Even though Cunningham was the game’s headliner, Pingeton said it was fitting that Porter came through with the winning play. After battling multiple knee injuries, Porter had medically retired from basketball prior to her senior season of eligibility, but midway through the 2018-19 campaign, she rejoined Missouri’s team. Pingeton said her sheer presence boosted the team’s morale. Her ability to knock down clutch shots like that one didn’t hurt, either.
“She gave our team an added boost, I think mentally and emotionally,” Pingeton said. “And we all knew what a talented player Cierra is and was, and just to have that height, that experience, that leadership. When she came back, her leadership was phenomenal. ... I think it was a huge boost for our team to just know that we had that in our back pockets.”
After Porter’s three, Mississippi State turned the ball over and Levy sank a pair of free throws to put the game out of reach. When the final buzzer sounded, sealing Missouri’s 75-67 victory, Porter and Cunningham embraced, then joined a mob of their teammates that had spilled off the bench and onto the court.
With another game just three days later, the celebration wouldn’t last long.
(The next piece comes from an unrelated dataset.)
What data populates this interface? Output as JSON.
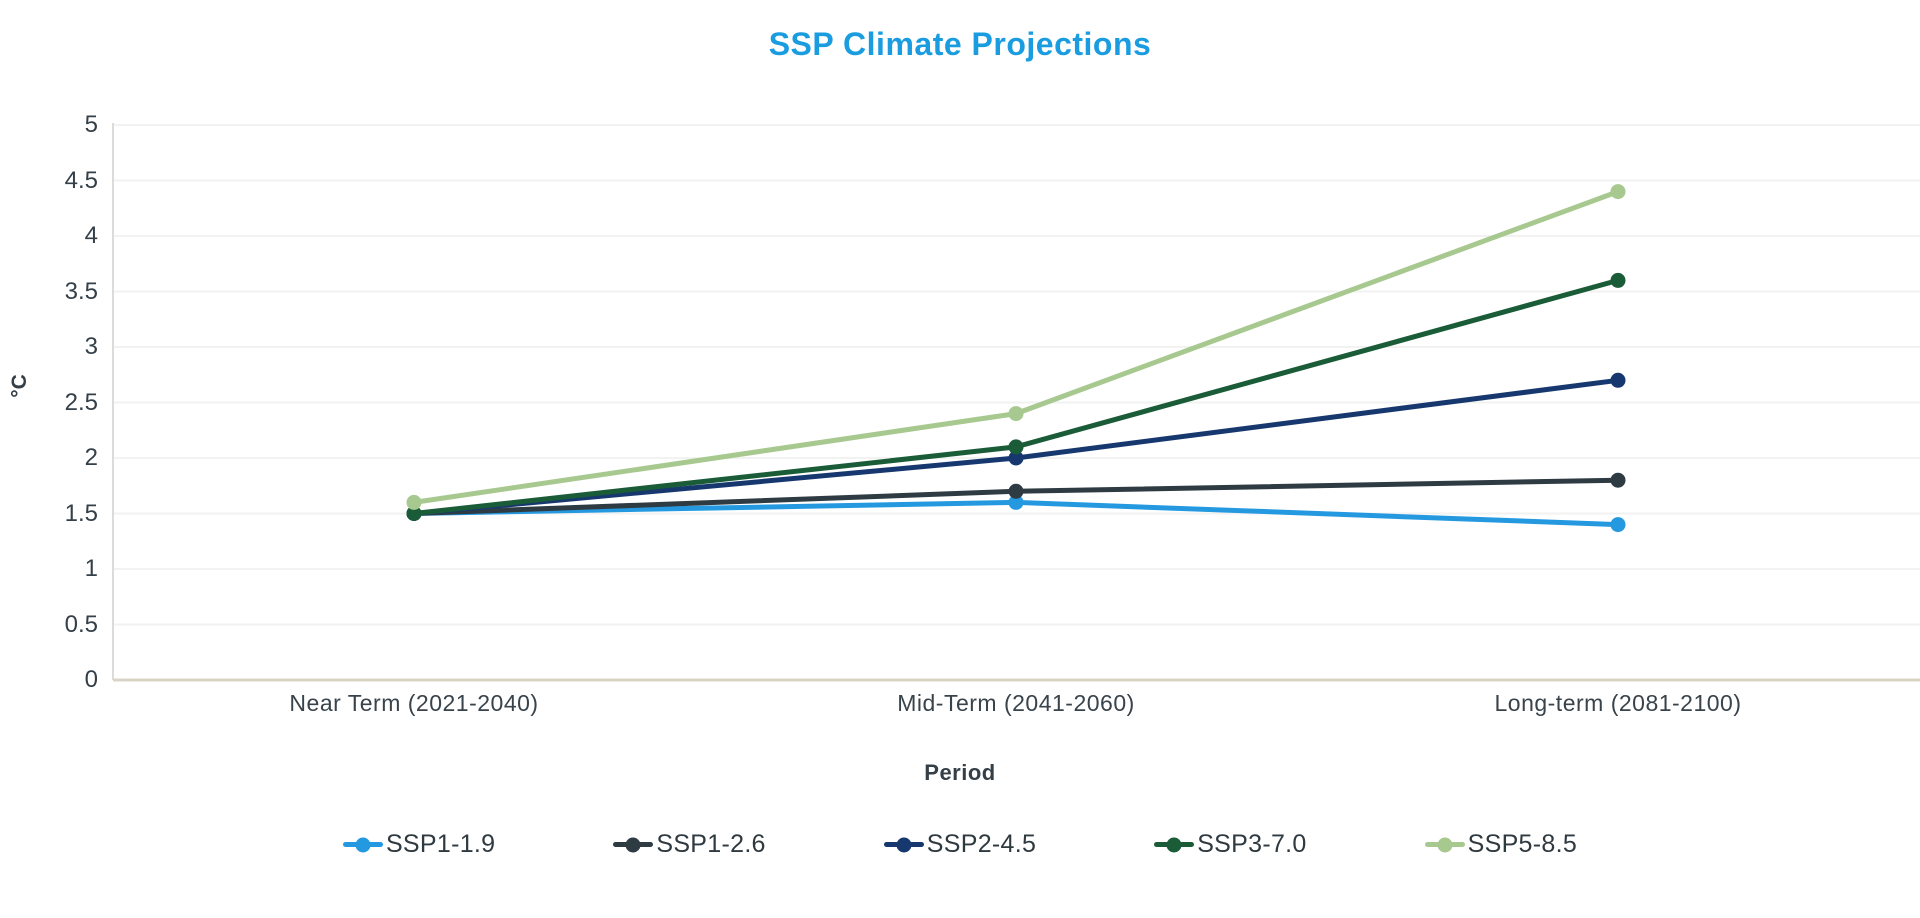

But Pingeton said the team at least carved out a little time to appreciate its highest-ranked road win in program history.
That Tiger team would fall a bit short of preseason goals — hosting an NCAA Tournament regional, advancing to the Sweet 16 — but the victory over a top-five team represented another new frontier for a program and a star player who had crossed a lot of them over the previous four years. Looking back, Pingeton said the fact that Missouri felt afterward like they still had unfinished business illustrates just how much the program grew during Cunningham’s career.
“Our goals were bigger than beating Mississippi State on the road,” Pingeton said. “... I don’t think they were surprised (to win). But you know, the locker room celebration was fun, and it was special, but this was a team that was on a mission, and we knew that there was still a lot more in front of us.”